奏汰は私に気づかず相変わらず最低な事ばかり言ってる。


「石沢先輩にはここ一週間ずっと命を狙われている、奏汰くんを盗んだとな今の奏汰くんの言葉を聞いたら石沢先輩は悲しむし僕たち二人とも殺されるのではないか」


真剣に言った音無に


「ごめんごめん冗談だよ、冗談僕はみんなを愛しているからね」


奏汰は慌てて言い直し嘘くさい言葉を言った。


「とにかく、これで回復役と魔法、頼りないけれど魔剣士がそろったわねでもまだ不安だからマスターに着いてきてもらいましょうか」


回復役は奏汰、魔法は斉藤先生、頼りない魔剣士は音無は分かるが、マスターは聞き捨てならない。

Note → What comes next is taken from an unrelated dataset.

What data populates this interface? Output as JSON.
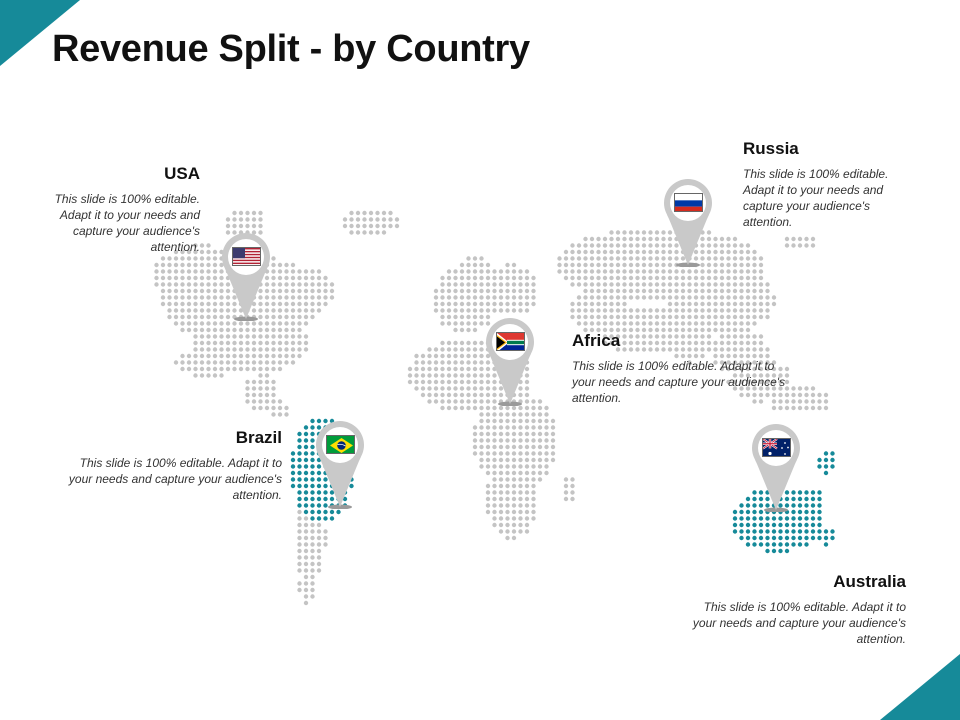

「ちょ、ちょっと待ってくださいマスターは反則ですよ。マスターだったら一人でも討伐できるではないですか」


焦った私は斉藤先生にすがすがりつく様に言った。


「仲間はありでしょ、その仲間を選ぶのは自由でしょそれともかなち……ガスちゃんは約束を破るのかしら」


わざとさしく言い間違えた斉藤先生の目が本気だ。


私はまた頷くしかなく頷こうとした。


「ちょっと待ってください、僕は自分で好きになった相手は自分で手に入れたいのでその申し出はお断りします、マスターだとマスターの手柄で手に入れた形になる僕はそれは許せない」


「なによ、あなたガスちゃんには今日初めてあってしかも初恋の相手に似ているという理由でナンパしただけの相手でしょ」


斉藤先生はだけを強調し音無を馬鹿にしたように言った。よく見ると斉藤先生は音無を試している様に見える初めはからかっているのかと思ったが目が少しも笑っていない。

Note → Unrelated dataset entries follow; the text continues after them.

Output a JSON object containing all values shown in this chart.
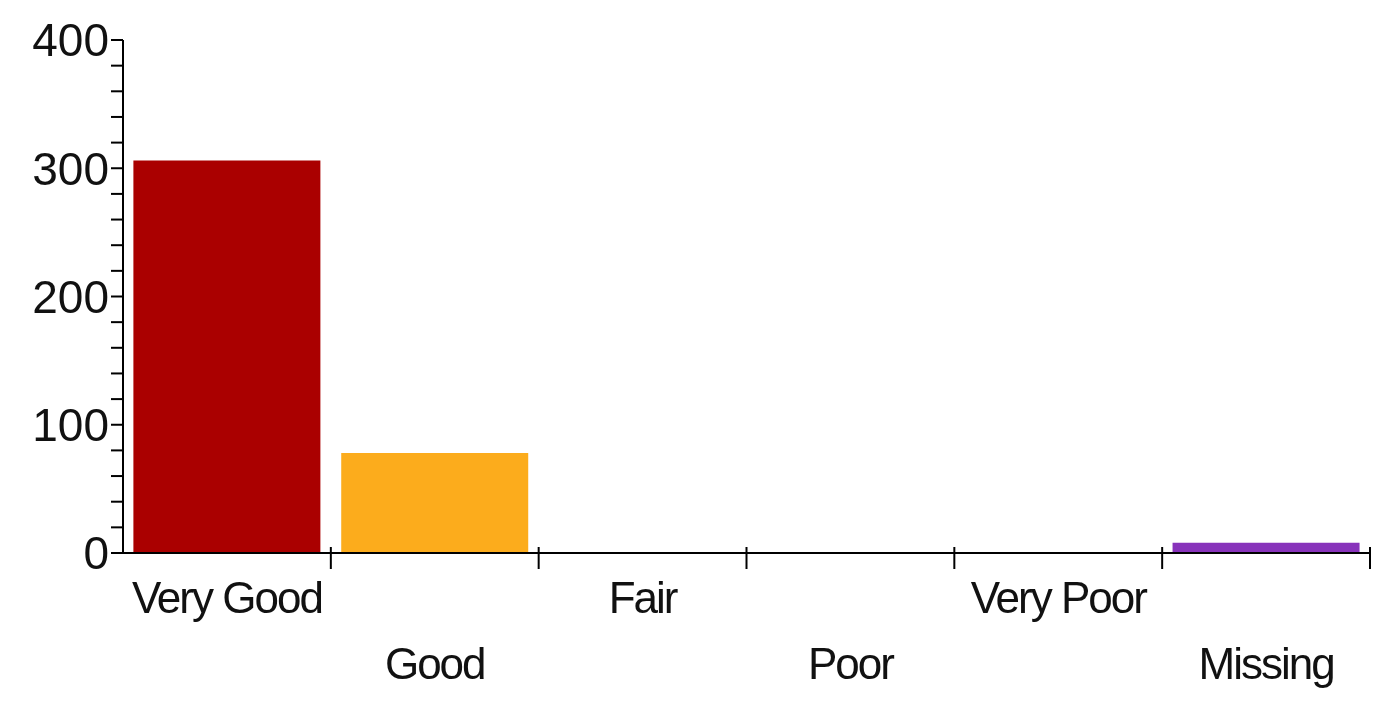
{
  "chart_data": {
    "type": "bar",
    "categories": [
      "Very Good",
      "Good",
      "Fair",
      "Poor",
      "Very Poor",
      "Missing"
    ],
    "values": [
      306,
      78,
      0,
      0,
      0,
      8
    ],
    "colors": [
      "#aa0000",
      "#fcac1c",
      "#3366cc",
      "#33aa55",
      "#22aacc",
      "#8833bb"
    ],
    "ylim": [
      0,
      400
    ],
    "yticks": [
      0,
      {
        "value": 20,
        "label": null
      },
      {
        "value": 40,
        "label": null
      },
      {
        "value": 60,
        "label": null
      },
      {
        "value": 80,
        "label": null
      },
      100,
      {
        "value": 120,
        "label": null
      },
      {
        "value": 140,
        "label": null
      },
      {
        "value": 160,
        "label": null
      },
      {
        "value": 180,
        "label": null
      },
      200,
      {
        "value": 220,
        "label": null
      },
      {
        "value": 240,
        "label": null
      },
      {
        "value": 260,
        "label": null
      },
      {
        "value": 280,
        "label": null
      },
      300,
      {
        "value": 320,
        "label": null
      },
      {
        "value": 340,
        "label": null
      },
      {
        "value": 360,
        "label": null
      },
      {
        "value": 380,
        "label": null
      },
      400
    ],
    "grid": false,
    "legend": false
  }
}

「ああ、あの言い方では語弊が生まれるな僕が言いたかったのは一目惚れだと言う事だ。初恋の人にあった時と同じ様にドキドキした最も僕の初恋は幻みたいなものだったが…」


「幻?なんなのそれ?」


斉藤先生は納得がいかない様子で話を続けた。


「僕の初恋は一番始めに女装した奏汰君だからだ」

奏の中ではガスちゃんと自分は全くの別物です。